The Mark of Zorro | |
---|---|
Directed by | Rouben Mamoulian |
Screenplay by | John Taintor Foote |
Story by | Garrett Fort Bess Meredyth |
Based on | The Curse of Capistrano 1919 serial story in All-Story Weekly by Johnston McCulley |
Produced by | Darryl F. Zanuck |
Starring | Tyrone Power Linda Darnell Basil Rathbone |
Cinematography | Arthur C. Miller |
Edited by | Robert Bischoff |
Music by | Alfred Newman |
Distributed by | 20th Century-Fox |
Release date |
|
Running time | 94 minutes |
Country | United States |
Languages | English Spanish |
Budget | $1 million[1] |
Box office | $2 million (rentals)[2] |
The Mark of Zorro is a 1940 American black-and-white swashbuckling film released by 20th Century-Fox, directed by Rouben Mamoulian, produced by Darryl F. Zanuck, and starring Tyrone Power, Linda Darnell, and Basil Rathbone.

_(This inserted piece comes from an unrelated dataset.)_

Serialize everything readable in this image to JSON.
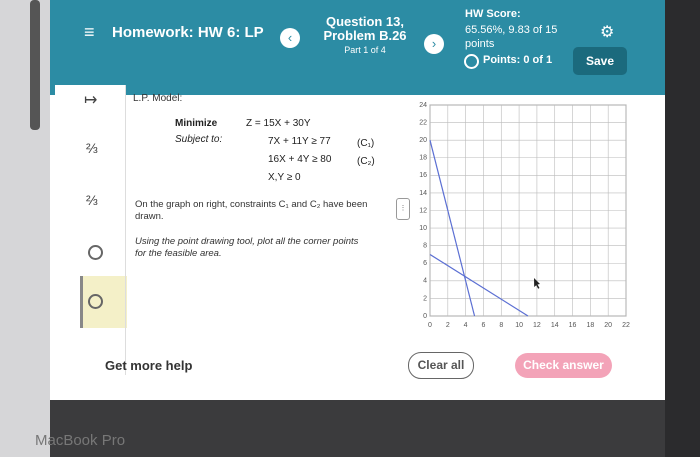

The film is based on the novel The Curse of Capistrano by Johnston McCulley, originally published in 1919 in five serialized installments in All-Story Weekly,[3] which introduced the masked hero Zorro; the story is set in Southern California during the early 19th century.[4] After the enormous success of the silent 1920 film adaptation, the novel was republished under that name by Grosset & Dunlap. The Mark of Zorro was nominated for an Academy Award for Best Original Score.
The film was named to the National Film Registry in 2009 by the Library of Congress for being "culturally, historically or aesthetically significant", and to be preserved for all time.[5]